I'm trying to increase the Accuracy of my Model. The model aims to leverage BERT's contextual understanding of language to perform binary classification on IMDb movie reviews. By fine-tuning specific layers of the pre-trained BERT model and integrating it into a neural network, the goal is to achieve high accuracy in classifying sentiment polarity (positive/negative) of movie reviews from the IMDb dataset.
Below is the code:
# Load the dataset but only keep the top n words, zero the rest
top_words = 5000
(X_train, y_train), (X_test, y_test) = imdb.load_data(num_words=top_words)
# Truncate and pad input sequences
max_review_length = 500
X_train = sequence.pad_sequences(X_train, maxlen=max_review_length)
X_test = sequence.pad_sequences(X_test, maxlen=max_review_length)
# Convert integer sequences back to text
X_train_texts = [' '.join(map(str, x)) for x in X_train]
X_test_texts = [' '.join(map(str, x)) for x in X_test]
# Tokenize the input sequences
tokenizer = BertTokenizer.from_pretrained('bert-base-uncased')

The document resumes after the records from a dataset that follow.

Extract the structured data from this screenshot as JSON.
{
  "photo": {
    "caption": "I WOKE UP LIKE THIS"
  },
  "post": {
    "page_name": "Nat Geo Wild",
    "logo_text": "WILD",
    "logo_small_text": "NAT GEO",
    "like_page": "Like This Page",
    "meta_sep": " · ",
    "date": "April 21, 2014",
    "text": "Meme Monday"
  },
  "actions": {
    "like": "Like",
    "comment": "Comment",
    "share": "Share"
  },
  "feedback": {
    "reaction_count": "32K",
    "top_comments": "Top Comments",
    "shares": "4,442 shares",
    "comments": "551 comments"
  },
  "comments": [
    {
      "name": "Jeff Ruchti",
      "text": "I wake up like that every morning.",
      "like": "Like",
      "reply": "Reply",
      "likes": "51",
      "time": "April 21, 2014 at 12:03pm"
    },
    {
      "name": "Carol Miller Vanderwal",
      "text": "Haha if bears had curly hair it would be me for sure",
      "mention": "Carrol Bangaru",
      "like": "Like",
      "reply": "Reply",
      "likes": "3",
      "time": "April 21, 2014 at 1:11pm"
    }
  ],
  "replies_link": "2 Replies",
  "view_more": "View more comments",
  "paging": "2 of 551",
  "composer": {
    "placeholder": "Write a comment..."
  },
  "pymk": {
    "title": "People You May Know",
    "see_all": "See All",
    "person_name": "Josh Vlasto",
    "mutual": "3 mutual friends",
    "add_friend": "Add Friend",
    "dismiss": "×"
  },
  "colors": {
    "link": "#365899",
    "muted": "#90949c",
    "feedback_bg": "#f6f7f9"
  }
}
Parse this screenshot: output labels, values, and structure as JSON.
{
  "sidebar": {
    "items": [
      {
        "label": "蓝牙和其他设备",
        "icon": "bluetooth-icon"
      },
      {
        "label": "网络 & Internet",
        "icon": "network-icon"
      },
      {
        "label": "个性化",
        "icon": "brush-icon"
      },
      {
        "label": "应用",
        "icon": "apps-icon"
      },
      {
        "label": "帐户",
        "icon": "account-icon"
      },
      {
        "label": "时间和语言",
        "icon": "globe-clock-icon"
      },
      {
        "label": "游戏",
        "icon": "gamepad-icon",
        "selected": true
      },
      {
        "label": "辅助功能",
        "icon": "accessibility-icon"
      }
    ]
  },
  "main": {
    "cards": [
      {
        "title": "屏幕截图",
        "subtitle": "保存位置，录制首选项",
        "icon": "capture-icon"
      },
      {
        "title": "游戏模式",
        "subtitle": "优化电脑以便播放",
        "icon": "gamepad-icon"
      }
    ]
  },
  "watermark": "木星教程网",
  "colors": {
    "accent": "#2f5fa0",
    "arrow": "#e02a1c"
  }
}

# Truncate sequences to fit within BERT's maximum sequence length
max_sequence_length = 512
X_train = [tokenizer.encode(text, add_special_tokens=True, max_length=max_sequence_length, truncation=True) for text in X_train_texts]

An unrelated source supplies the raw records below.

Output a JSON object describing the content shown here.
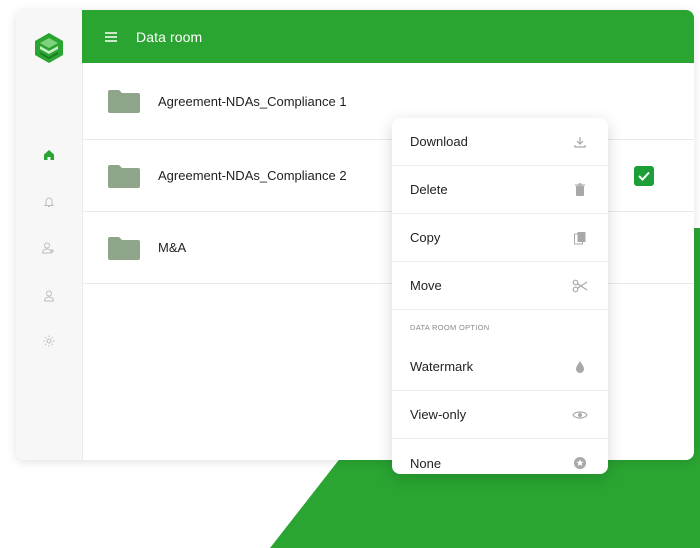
{
  "header": {
    "title": "Data room"
  },
  "sidebar": {
    "items": [
      {
        "icon": "home-icon",
        "active": true
      },
      {
        "icon": "bell-icon",
        "active": false
      },
      {
        "icon": "users-icon",
        "active": false
      },
      {
        "icon": "user-icon",
        "active": false
      },
      {
        "icon": "gear-icon",
        "active": false
      }
    ]
  },
  "files": [
    {
      "name": "Agreement-NDAs_Compliance 1",
      "checked": false
    },
    {
      "name": "Agreement-NDAs_Compliance 2",
      "checked": true
    },
    {
      "name": "M&A",
      "checked": false
    }
  ],
  "context_menu": {
    "items": [
      {
        "label": "Download",
        "icon": "download-icon"
      },
      {
        "label": "Delete",
        "icon": "trash-icon"
      },
      {
        "label": "Copy",
        "icon": "copy-icon"
      },
      {
        "label": "Move",
        "icon": "scissors-icon"
      }
    ],
    "section_title": "DATA ROOM OPTION",
    "options": [
      {
        "label": "Watermark",
        "icon": "drop-icon"
      },
      {
        "label": "View-only",
        "icon": "eye-icon"
      },
      {
        "label": "None",
        "icon": "star-icon"
      }
    ]
  },
  "colors": {
    "accent": "#2aa532",
    "folder": "#8fa58a",
    "check": "#1e9e36"
  }
}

X_test = [tokenizer.encode(text, add_special_tokens=True, max_length=max_sequence_length, truncation=True) for text in X_test_texts]
# Pad the tokenized sequences
X_train = sequence.pad_sequences(X_train, maxlen=max_sequence_length, padding='post', truncating='post')

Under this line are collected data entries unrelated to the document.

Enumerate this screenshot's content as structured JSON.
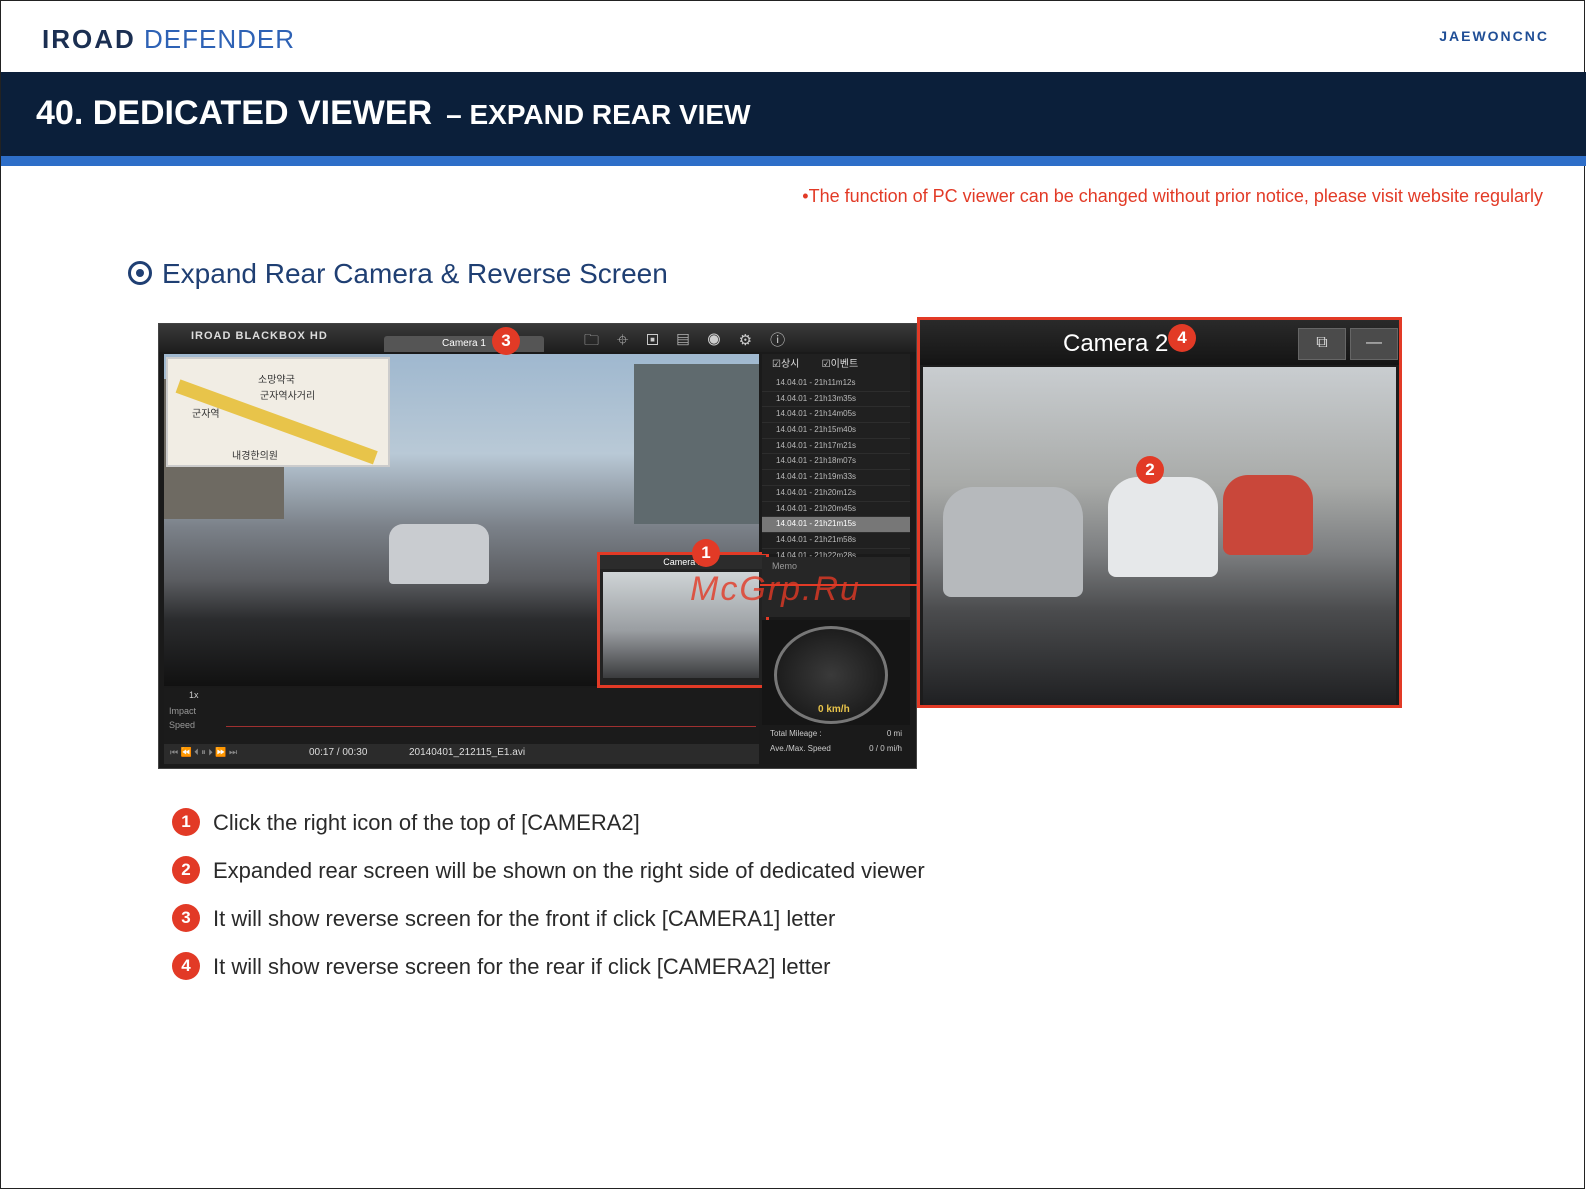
{
  "header": {
    "brand_bold": "IROAD",
    "brand_light": "DEFENDER",
    "company": "JAEWONCNC",
    "title": "40. DEDICATED VIEWER",
    "subtitle": "– EXPAND REAR VIEW"
  },
  "notice": "•The function of PC viewer can be changed without prior notice, please visit website regularly",
  "section_title": "Expand Rear Camera & Reverse Screen",
  "viewer": {
    "logo": "IROAD BLACKBOX HD",
    "camera1_tab": "Camera 1",
    "camera2_label": "Camera 2",
    "list_header_left": "☑상시",
    "list_header_right": "☑이벤트",
    "files": [
      "14.04.01 - 21h11m12s",
      "14.04.01 - 21h13m35s",
      "14.04.01 - 21h14m05s",
      "14.04.01 - 21h15m40s",
      "14.04.01 - 21h17m21s",
      "14.04.01 - 21h18m07s",
      "14.04.01 - 21h19m33s",
      "14.04.01 - 21h20m12s",
      "14.04.01 - 21h20m45s",
      "14.04.01 - 21h21m15s",
      "14.04.01 - 21h21m58s",
      "14.04.01 - 21h22m28s"
    ],
    "selected_file_index": 9,
    "memo_label": "Memo",
    "speed_readout": "0 km/h",
    "total_mileage_label": "Total Mileage :",
    "total_mileage_value": "0 mi",
    "avg_speed_label": "Ave./Max. Speed",
    "avg_speed_value": "0 / 0 mi/h",
    "playback_rate": "1x",
    "impact_label": "Impact",
    "speed_label": "Speed",
    "time": "00:17 / 00:30",
    "filename": "20140401_212115_E1.avi",
    "map_labels": [
      "소망약국",
      "군자역사거리",
      "군자역",
      "내경한의원"
    ]
  },
  "expanded": {
    "camera_label": "Camera 2"
  },
  "watermark": "McGrp.Ru",
  "badges": {
    "b1": "1",
    "b2": "2",
    "b3": "3",
    "b4": "4"
  },
  "steps": [
    {
      "num": "1",
      "text": "Click the right icon of the top of [CAMERA2]"
    },
    {
      "num": "2",
      "text": "Expanded rear screen will be shown on the right side of dedicated viewer"
    },
    {
      "num": "3",
      "text": "It will show reverse screen for the front if click [CAMERA1] letter"
    },
    {
      "num": "4",
      "text": "It will show reverse screen for the rear if click [CAMERA2] letter"
    }
  ],
  "colors": {
    "accent_red": "#e23a26",
    "title_bar": "#0b1f3a",
    "title_accent": "#2e6ec8"
  }
}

X_test = sequence.pad_sequences(X_test, maxlen=max_sequence_length, padding='post', truncating='post')
# Load pre-trained BERT model
bert_model = TFBertModel.from_pretrained('bert-base-uncased')
# Define input layer
input_layer = Input(shape=(max_sequence_length,), dtype='int32')
# BERT layer
bert_output = bert_model(input_layer)[0]
# Flatten layer
flatten_layer = Flatten()(bert_output)
# Output layer
output_layer = Dense(1, activation='sigmoid')(flatten_layer)
# Create model
model = Model(inputs=input_layer, outputs=output_layer)
# Make BERT layers trainable
for layer in bert_model.layers:
if layer.name.startswith('pooler'):
layer.trainable = True
else:
layer.trainable = False
# Compile the model
model.compile(loss='binary_crossentropy', optimizer='adam', metrics=['accuracy'])
print(model.summary())
# Train the model
model.fit(X_train, y_train, epochs=3, batch_size=64)
# Evaluate the model
scores = model.evaluate(X_test, y_test, verbose=32)
print("BERT-based Model Accuracy: %.2f%%" % (scores[1] * 100))
Using the above code. I am getting this accuracy with 3 Epochs
Accuracy Screenshot with 3 Epochs
When I tried using 10 Epochs, I didn't see any great difference and it took almost 6 to 8 hours on Kaggle Notebook using GPU T4x2. It did stop due to inactivity insufficient memory of might be due to inactivity. I'm attaching the image as well so you guys can get an idea.
Screenshot failed attempt using 10 Epochs.
Kindly, share some suggestions and solution to improve the accuracy of this model.